2008/07/08

Grilled Banana Scallops w/ Maytag Blue Cheese & Guava Gelee

The Great Cooks Community has a challenge running on grilled fruit for dessert. If you have a second, please take time to join the community and vote for me (pretty please with maytag blue cheese on top?). I decided on a semi-savory but very fruity and sweet approach. I had already been researching some unusual flavor pairings with Guava and then ran across the announcement of the challenge, so decided to jump in with something that might take people back a bit.



The logic behind this dish is that banana, rum, guava, and (believe it or not) blue cheese share several common volatile flavor components that make them blend together somewhat magically. Certainly there is precedent for guava and banana pairing, but I decided to push the envelope a bit with the rum and blue cheese. The rum didn't seem like too far of a stretch from bananas foster, so I added a bridge element of brown sugar (which I use in my bananas foster preparation anyway). The blue cheese I knew would be austere, so I decided to sandwich that between the banana and the guava, with the idea that you'd spear these from the top and eat banana first, then blue cheese, then finish with the guava.

Here is the preparation (per person):

1 ripe banana, cut into 4 scallops (ok a little taller than a scallop), discarding the tips
¼ cup guava gelee
4 1”x1” slices of Maytag blue cheese (avoid stilton, fourme d'Ambert, etc, these are too musty for this)
½ cup spiced rum
brown sugar to barely coat the banana

For the guava gelee, use a non-concentrated pasteurized guava juice (which will be slightly blended with pear or apple juice), along with a ~0.9% mix of gelatin by weight: I used 300 ml guava juice & 3g of gelatin. Bring the juice to 180-200F then whisk in the gelatin. Let sit overnight in the fridge. Agitate before serving, you're going for a consistency that is thinner than jello, slightly thicker than jelly (though the heat of the bananas will melt this a bit, so work quickly and carefully when plating).

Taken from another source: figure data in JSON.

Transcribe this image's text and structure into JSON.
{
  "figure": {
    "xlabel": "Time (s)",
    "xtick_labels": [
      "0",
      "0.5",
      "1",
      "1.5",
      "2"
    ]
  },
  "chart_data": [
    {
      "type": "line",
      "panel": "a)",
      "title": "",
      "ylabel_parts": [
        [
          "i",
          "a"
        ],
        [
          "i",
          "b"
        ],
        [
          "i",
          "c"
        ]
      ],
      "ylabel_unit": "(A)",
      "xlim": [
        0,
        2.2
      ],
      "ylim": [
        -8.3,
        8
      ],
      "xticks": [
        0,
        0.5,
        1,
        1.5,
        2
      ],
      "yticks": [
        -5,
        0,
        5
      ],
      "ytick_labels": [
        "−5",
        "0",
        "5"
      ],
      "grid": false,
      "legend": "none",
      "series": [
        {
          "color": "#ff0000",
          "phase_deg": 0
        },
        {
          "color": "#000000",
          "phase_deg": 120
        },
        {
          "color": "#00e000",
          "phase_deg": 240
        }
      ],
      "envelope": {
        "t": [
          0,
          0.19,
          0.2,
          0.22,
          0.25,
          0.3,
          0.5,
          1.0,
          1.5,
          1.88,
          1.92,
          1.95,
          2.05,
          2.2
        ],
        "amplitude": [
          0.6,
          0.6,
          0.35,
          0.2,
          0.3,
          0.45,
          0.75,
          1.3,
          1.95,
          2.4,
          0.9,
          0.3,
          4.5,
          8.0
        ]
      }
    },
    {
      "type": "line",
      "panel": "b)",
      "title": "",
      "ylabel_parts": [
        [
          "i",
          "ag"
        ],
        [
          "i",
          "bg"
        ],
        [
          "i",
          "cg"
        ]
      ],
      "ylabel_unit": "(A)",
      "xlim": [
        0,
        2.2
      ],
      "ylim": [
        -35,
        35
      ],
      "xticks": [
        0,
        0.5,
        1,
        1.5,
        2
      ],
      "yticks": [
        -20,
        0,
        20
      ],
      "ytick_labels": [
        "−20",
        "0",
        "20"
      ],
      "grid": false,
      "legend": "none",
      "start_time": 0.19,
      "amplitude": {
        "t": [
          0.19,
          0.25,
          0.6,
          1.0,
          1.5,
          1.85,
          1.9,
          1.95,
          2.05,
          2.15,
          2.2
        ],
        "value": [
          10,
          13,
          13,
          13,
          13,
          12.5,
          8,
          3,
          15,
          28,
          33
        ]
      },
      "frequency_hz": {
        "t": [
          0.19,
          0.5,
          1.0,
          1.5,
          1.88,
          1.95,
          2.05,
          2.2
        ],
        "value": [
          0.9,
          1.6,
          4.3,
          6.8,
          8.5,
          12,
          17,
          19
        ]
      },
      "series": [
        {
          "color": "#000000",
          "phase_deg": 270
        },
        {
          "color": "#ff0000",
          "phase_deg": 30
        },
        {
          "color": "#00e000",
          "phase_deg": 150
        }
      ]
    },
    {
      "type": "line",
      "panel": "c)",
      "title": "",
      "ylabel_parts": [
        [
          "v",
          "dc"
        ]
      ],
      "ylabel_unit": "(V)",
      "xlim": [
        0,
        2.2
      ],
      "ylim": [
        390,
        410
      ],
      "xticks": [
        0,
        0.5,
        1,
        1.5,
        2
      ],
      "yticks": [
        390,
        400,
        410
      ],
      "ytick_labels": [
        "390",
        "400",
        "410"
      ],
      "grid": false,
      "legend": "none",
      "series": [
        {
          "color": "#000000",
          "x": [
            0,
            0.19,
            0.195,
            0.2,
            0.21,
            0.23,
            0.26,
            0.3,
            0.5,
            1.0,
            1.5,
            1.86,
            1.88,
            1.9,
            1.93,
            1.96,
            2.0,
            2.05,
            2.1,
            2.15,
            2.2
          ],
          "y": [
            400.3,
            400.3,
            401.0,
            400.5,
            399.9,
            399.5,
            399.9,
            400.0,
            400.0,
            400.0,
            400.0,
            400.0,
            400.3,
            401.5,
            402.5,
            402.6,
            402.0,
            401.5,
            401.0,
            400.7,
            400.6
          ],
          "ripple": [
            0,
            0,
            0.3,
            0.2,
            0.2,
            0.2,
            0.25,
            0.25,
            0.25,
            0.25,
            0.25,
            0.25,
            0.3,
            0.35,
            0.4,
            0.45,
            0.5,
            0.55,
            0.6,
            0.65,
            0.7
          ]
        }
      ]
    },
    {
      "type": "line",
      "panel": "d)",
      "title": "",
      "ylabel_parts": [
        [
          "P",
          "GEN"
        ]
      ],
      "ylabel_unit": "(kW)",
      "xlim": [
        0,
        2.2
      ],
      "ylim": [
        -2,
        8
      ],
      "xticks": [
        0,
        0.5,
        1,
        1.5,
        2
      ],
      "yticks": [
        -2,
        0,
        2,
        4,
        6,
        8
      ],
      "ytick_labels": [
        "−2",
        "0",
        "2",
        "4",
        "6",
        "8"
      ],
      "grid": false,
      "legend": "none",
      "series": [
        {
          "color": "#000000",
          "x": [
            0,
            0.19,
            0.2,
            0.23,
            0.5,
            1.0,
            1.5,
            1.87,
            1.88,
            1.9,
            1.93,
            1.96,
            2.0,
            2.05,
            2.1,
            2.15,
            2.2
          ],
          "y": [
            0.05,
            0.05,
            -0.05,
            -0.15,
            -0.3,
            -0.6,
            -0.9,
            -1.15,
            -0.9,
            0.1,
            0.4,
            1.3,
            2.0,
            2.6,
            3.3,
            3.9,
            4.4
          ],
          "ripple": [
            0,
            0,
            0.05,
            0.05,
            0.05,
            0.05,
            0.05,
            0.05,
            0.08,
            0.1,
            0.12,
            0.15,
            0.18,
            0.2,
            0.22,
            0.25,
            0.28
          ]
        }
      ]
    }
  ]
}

Macerate the banana scallop in the rum in a little bowl for about 2-4 minutes, you don't need much time to impart flavor, and too much time with leave the bananas as mush. Pull the scallops from the rum and coat gently with brown sugar, no clumps just a nice even coat that melds with the rum on the surface. On a 500F grill that is coated with a high temperature cooking spray (like PAM with Palm oil), place the bananas on their ends, then rotate 90 degrees every 30 seconds, and finally rotate to the back and front (leaving the grill open the whole time). We're going for a quick caramelization here that leaves some pretty grill marks. Remove from the heat after no more than 3-4 minutes.

I have to say that I love this, and I'm not a big dessert guy, mostly because I avoid the cloyingly sweet stuff. This experiment has me thinking I might be on to something with my research on flavor combinations, please let me know what you think if you're bold enough to try it!